В шесть часов вечера колокол звучал снова. Из железных ворот выходили женщины, пропахшие табаком, серые, покрытые пылью и табачными крошками. Они шли и разговаривали, на протяжении каких-нибудь ста-двухсот метров они спешили все обсудить — на складе разговоры были строго запрещены. Мама приходила и принималась за домашние дела. Иногда, работая, она пела, и я любил слушать ее песни. Она готовила, стирала, мыла пол, окна, и только к девяти мы садились ужинать. На стене потрескивала керосиновая лампа, от большой глиняной миски поднимался пар, и мы торопливо принимались за похлебку с чечевицей. Мы, маленькая семья, которая понесла столько утрат.
Это была удивительная женщина, ничто не могло ее испугать, даже нож, которым ей не раз угрожали. Мне она казалась самой спокойной из всех, кого я знал, так держалась она и с нами, и с посторонними. Но неожиданно я увидел ее другой. Как-то утром я проснулся рано, стал собираться в школу и услышал на улице тревожный гул. Я выглянул в окно и на тротуаре возле дома увидел маму. Она останавливала шедших к складу мужчин и женщин, что-то им горячо говорила. Если кто-нибудь вырывался, она его догоняла, хватала за пальто и тянула назад. И даже грозила кулаком. Каждый знал, что она не шутит. Я вышел и встал в дверях. Немного погодя подошел человек и спросил у мамы: ну как? Я вернула всех, ответила она. И в это время я увидел на стене плакат: в вытянутой жилистой руке — молот. Ниже было написано о страшных вещах. Меня бросило в дрожь: значит, это стачечный пикет! И я встал рядом с мамой. Склады были окружены жандармами, рабочие собирались группами. Забастовка продолжалась целую неделю, и мама все время стояла на посту. Это была стачка рабочих табачной промышленности сорокового года.
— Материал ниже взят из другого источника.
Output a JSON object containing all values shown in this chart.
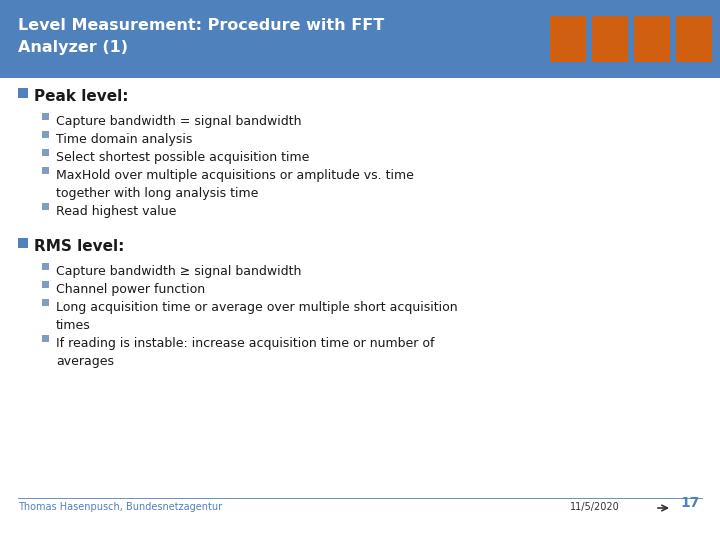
{
  "title_line1": "Level Measurement: Procedure with FFT",
  "title_line2": "Analyzer (1)",
  "title_bg_color": "#4F81BD",
  "title_text_color": "#FFFFFF",
  "body_bg_color": "#F0F0F0",
  "section1_header": "Peak level:",
  "section1_bullet_color": "#4F81BD",
  "sub_bullet_color": "#7F9DC0",
  "section1_items": [
    "Capture bandwidth = signal bandwidth",
    "Time domain analysis",
    "Select shortest possible acquisition time",
    "MaxHold over multiple acquisitions or amplitude vs. time\ntogether with long analysis time",
    "Read highest value"
  ],
  "section2_header": "RMS level:",
  "section2_bullet_color": "#4F81BD",
  "section2_items": [
    "Capture bandwidth ≥ signal bandwidth",
    "Channel power function",
    "Long acquisition time or average over multiple short acquisition\ntimes",
    "If reading is instable: increase acquisition time or number of\naverages"
  ],
  "footer_left": "Thomas Hasenpusch, Bundesnetzagentur",
  "footer_right": "11/5/2020",
  "page_number": "17",
  "footer_text_color": "#4F81BD",
  "arrow_color": "#333333",
  "header_font_size": 11.5,
  "section_header_font_size": 11,
  "body_font_size": 9,
  "footer_font_size": 7
}
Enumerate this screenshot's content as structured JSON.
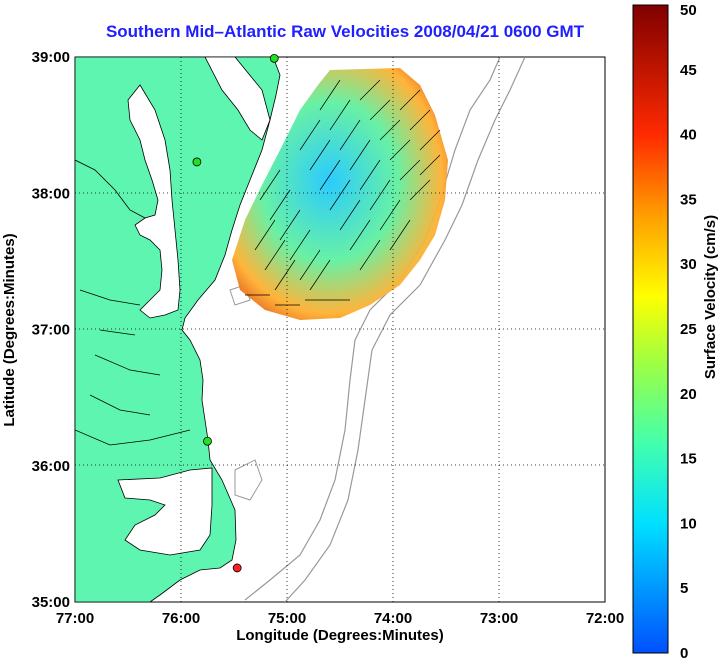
{
  "title": "Southern Mid–Atlantic Raw Velocities 2008/04/21 0600 GMT",
  "xlabel": "Longitude (Degrees:Minutes)",
  "ylabel": "Latitude (Degrees:Minutes)",
  "x_ticks": [
    "77:00",
    "76:00",
    "75:00",
    "74:00",
    "73:00",
    "72:00"
  ],
  "y_ticks": [
    "39:00",
    "38:00",
    "37:00",
    "36:00",
    "35:00"
  ],
  "colorbar": {
    "label": "Surface Velocity (cm/s)",
    "ticks": [
      "50",
      "45",
      "40",
      "35",
      "30",
      "25",
      "20",
      "15",
      "10",
      "5",
      "0"
    ]
  },
  "colors": {
    "land": "#5ef5b0",
    "water": "#ffffff",
    "coastline": "#000000",
    "bathymetry": "#999999",
    "grid": "#000000",
    "title": "#1f1fff",
    "station_green": "#22e022",
    "station_red": "#ff2020"
  },
  "stations": [
    {
      "lon": -75.12,
      "lat": 38.99,
      "color": "green"
    },
    {
      "lon": -75.85,
      "lat": 38.23,
      "color": "green"
    },
    {
      "lon": -75.75,
      "lat": 36.18,
      "color": "green"
    },
    {
      "lon": -75.47,
      "lat": 35.25,
      "color": "red"
    }
  ]
}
И сейчас, когда я смотрю на фотографию, я понимаю, что маму волновали очень важные проблемы. Что в ее жизни существовали не только мы, у нее было много других, серьезных забот. Прощаясь с убитым братом, она дала клятву продолжать его дело. Тогда я мало разбирался в этих вещах и воспринимал ее лишь такой, какой она была дома. Но она опиралась и на меня. Мне еще было чуть больше десяти лет, но когда в темноте надо было куда-нибудь идти, мама брала меня в провожатые. Ухаживать за табаком — труд бесконечно тяжелый, рабский, изнурительный. Наступало время окучивания, и мама поднимала меня в три часа ночи… Звезды мерцают, на дорогу ложатся тени больших деревьев, я иду вперед, босой, по острым камушкам, которые режут ноги, как бритвы. Тогда еще не было тапочек на резине. Я дрожу от холода в тонкой рубашонке, мотыга бьет меня по плечу, а мама утешает: еще несколько дней, и ты выспишься, пойдешь с ребятами на речку… Если лето было дождливое, табак рос буйно и без конца нужно было его окучивать, а я работал по колено в грязи и просто падал от усталости. Если наступала засуха, то табак надо было поливать. Мы отправлялись в горы, догоняли знакомых, и дорога становилась легче. Пускали воду по большой канаве, которая петляла среди елей, потом среди кустарников. Воду отводили от Маркова камня — говорят, Краль Марко из Прилепа забросил его когда-то на Рилу[10].